Une motion de censure contre Michel Barnier

Le 2 décembre 2024, Michel Barnier engage sa responsabilité pour faire adopter sans vote le budget de la Sécurité sociale avec l’article 49.3 de la Constitution. Cette décision entraîne le dépôt d’une motion de censure par la gauche et le Rassemblement national. Deux jours plus tard, la sanction tombe : 331 députés votent la censure du gouvernement. Michel Barnier aura passé 99 jours à Matignon, un record pour la Ve République à cette période. 

François Bayrou à Matignon

Le 13 décembre 2024, François Bayrou remplace Michel Barnier. Soutien d’Emmanuel Macron depuis 2017, il fait partie du bloc central qui soutient l’action du président à l’Assemblée nationale. Il devra avoir recours en février 2025 à l'article 49.3 pour faire adopter sans vote le budget pour l'année en cours. Point d’orgue de son passage à Matignon : la présentation d’un plan d’austérité qui entraînera sa chute. L’opposition, qui conteste ce plan, appelle à la censure du gouvernement. 

Le vote de confiance 

Pour tenter de sauver son gouvernement, François Bayrou convoque le 25 août 2024 les parlementaires en session extraordinaire pour un vote de confiance. Une annonce surprise qui ne permettra pas au Premier ministre de conserver son poste. Le 8 septembre 2024, 364 députés n’accordent pas leur confiance au leader du MoDem. 

C’est la première fois dans l’histoire de la Ve République que l’Assemblée nationale refuse sa confiance à un gouvernement. Suite à ce désaveu, François Bayrou remet sa démission au président. Son passage à Matignon aura duré 8 mois. 

Sébastien Lecornu nouveau premier ministre 

La valse des Premiers ministres continue. La chute de Bayrou à peine consommée, Emmanuel Macron nomme un de ses fidèles rue de Varenne : Sébastien Lecornu, ancien ministre des Armées, se voit confier la mission de réussir là où ses prédécesseurs ont échoué. Le nouveau locataire va prendre plusieurs jours pour composer son gouvernement, une période pendant laquelle sa parole se fera rare, enchaînant les rencontres avec les acteurs politiques. Le 3 octobre 2025, il prend l’engagement de renoncer à utiliser l’article 49.3 et le 5 octobre nomme un nouveau gouvernement qui garde l’ossature du précédent. 

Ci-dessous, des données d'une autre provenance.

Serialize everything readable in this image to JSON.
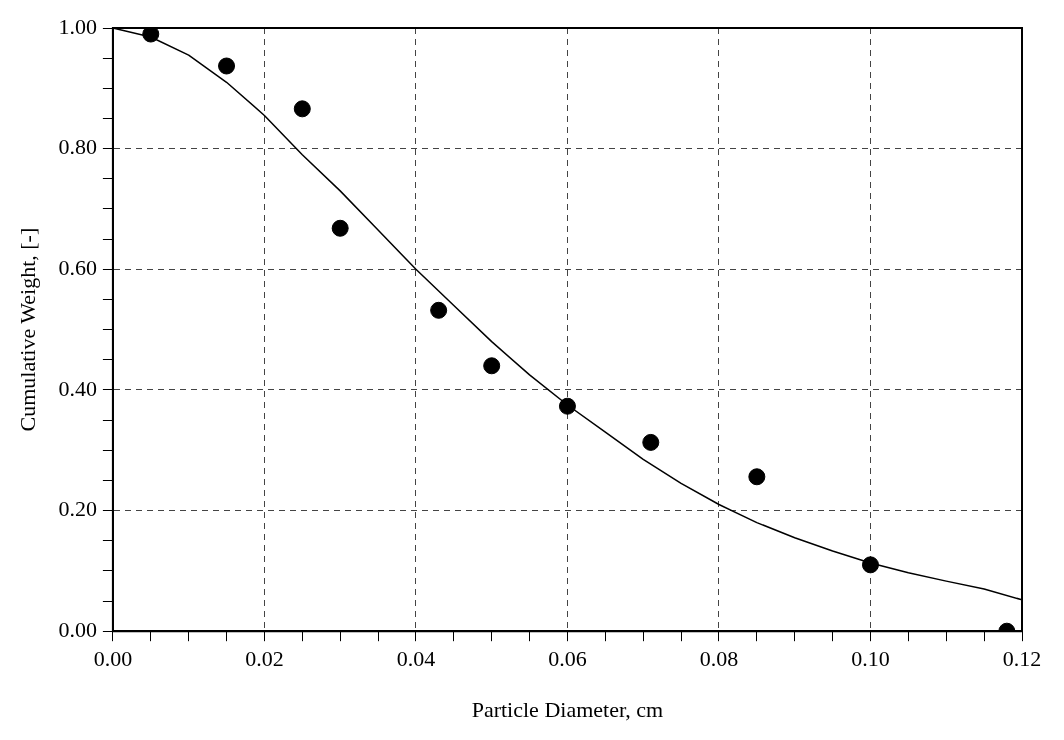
{
  "chart_data": {
    "type": "scatter",
    "xlabel": "Particle Diameter, cm",
    "ylabel": "Cumulative Weight, [-]",
    "xlim": [
      0,
      0.12
    ],
    "ylim": [
      0,
      1
    ],
    "xticks": [
      {
        "value": 0,
        "label": "0.00"
      },
      {
        "value": 0.005,
        "label": null
      },
      {
        "value": 0.01,
        "label": null
      },
      {
        "value": 0.015,
        "label": null
      },
      {
        "value": 0.02,
        "label": "0.02"
      },
      {
        "value": 0.025,
        "label": null
      },
      {
        "value": 0.03,
        "label": null
      },
      {
        "value": 0.035,
        "label": null
      },
      {
        "value": 0.04,
        "label": "0.04"
      },
      {
        "value": 0.045,
        "label": null
      },
      {
        "value": 0.05,
        "label": null
      },
      {
        "value": 0.055,
        "label": null
      },
      {
        "value": 0.06,
        "label": "0.06"
      },
      {
        "value": 0.065,
        "label": null
      },
      {
        "value": 0.07,
        "label": null
      },
      {
        "value": 0.075,
        "label": null
      },
      {
        "value": 0.08,
        "label": "0.08"
      },
      {
        "value": 0.085,
        "label": null
      },
      {
        "value": 0.09,
        "label": null
      },
      {
        "value": 0.095,
        "label": null
      },
      {
        "value": 0.1,
        "label": "0.10"
      },
      {
        "value": 0.105,
        "label": null
      },
      {
        "value": 0.11,
        "label": null
      },
      {
        "value": 0.115,
        "label": null
      },
      {
        "value": 0.12,
        "label": "0.12"
      }
    ],
    "yticks": [
      {
        "value": 0,
        "label": "0.00"
      },
      {
        "value": 0.05,
        "label": null
      },
      {
        "value": 0.1,
        "label": null
      },
      {
        "value": 0.15,
        "label": null
      },
      {
        "value": 0.2,
        "label": "0.20"
      },
      {
        "value": 0.25,
        "label": null
      },
      {
        "value": 0.3,
        "label": null
      },
      {
        "value": 0.35,
        "label": null
      },
      {
        "value": 0.4,
        "label": "0.40"
      },
      {
        "value": 0.45,
        "label": null
      },
      {
        "value": 0.5,
        "label": null
      },
      {
        "value": 0.55,
        "label": null
      },
      {
        "value": 0.6,
        "label": "0.60"
      },
      {
        "value": 0.65,
        "label": null
      },
      {
        "value": 0.7,
        "label": null
      },
      {
        "value": 0.75,
        "label": null
      },
      {
        "value": 0.8,
        "label": "0.80"
      },
      {
        "value": 0.85,
        "label": null
      },
      {
        "value": 0.9,
        "label": null
      },
      {
        "value": 0.95,
        "label": null
      },
      {
        "value": 1,
        "label": "1.00"
      }
    ],
    "grid": true,
    "legend": false,
    "series": [
      {
        "type": "scatter",
        "color": "#000000",
        "marker": "circle",
        "x": [
          0.005,
          0.015,
          0.025,
          0.03,
          0.043,
          0.05,
          0.06,
          0.071,
          0.085,
          0.1,
          0.118
        ],
        "values": [
          0.99,
          0.937,
          0.866,
          0.668,
          0.532,
          0.44,
          0.373,
          0.313,
          0.256,
          0.11,
          0.0
        ]
      },
      {
        "type": "line",
        "color": "#000000",
        "marker": "none",
        "line_style": "solid",
        "x": [
          0,
          0.005,
          0.01,
          0.015,
          0.02,
          0.025,
          0.03,
          0.035,
          0.04,
          0.045,
          0.05,
          0.055,
          0.06,
          0.065,
          0.07,
          0.075,
          0.08,
          0.085,
          0.09,
          0.095,
          0.1,
          0.105,
          0.11,
          0.115,
          0.12
        ],
        "values": [
          1.0,
          0.985,
          0.955,
          0.91,
          0.855,
          0.79,
          0.73,
          0.665,
          0.6,
          0.54,
          0.48,
          0.425,
          0.375,
          0.33,
          0.285,
          0.245,
          0.21,
          0.18,
          0.155,
          0.133,
          0.113,
          0.097,
          0.083,
          0.07,
          0.052
        ]
      }
    ]
  }
}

La chute de Sébastien Lecornu 

Il s’est passé moins de 24 heures entre l’annonce du premier gouvernement Lecornu et l’annonce de sa démission. Une première dans l’histoire de la Ve République qui fait de Sébastien Lecornu le Premier ministre le plus éphémère de l’histoire. Sous le feu des critiques et fragilisé de l'intérieur par la fronde des Républicains de Bruno Retailleau, le Premier ministre a fait le choix de démissionner. «Les conditions n'étaient plus remplies», justifiera l’ex-Premier ministre. Cet énième épisode de la crise politique ouvre une nouvelle fenêtre d’incertitude pour la France.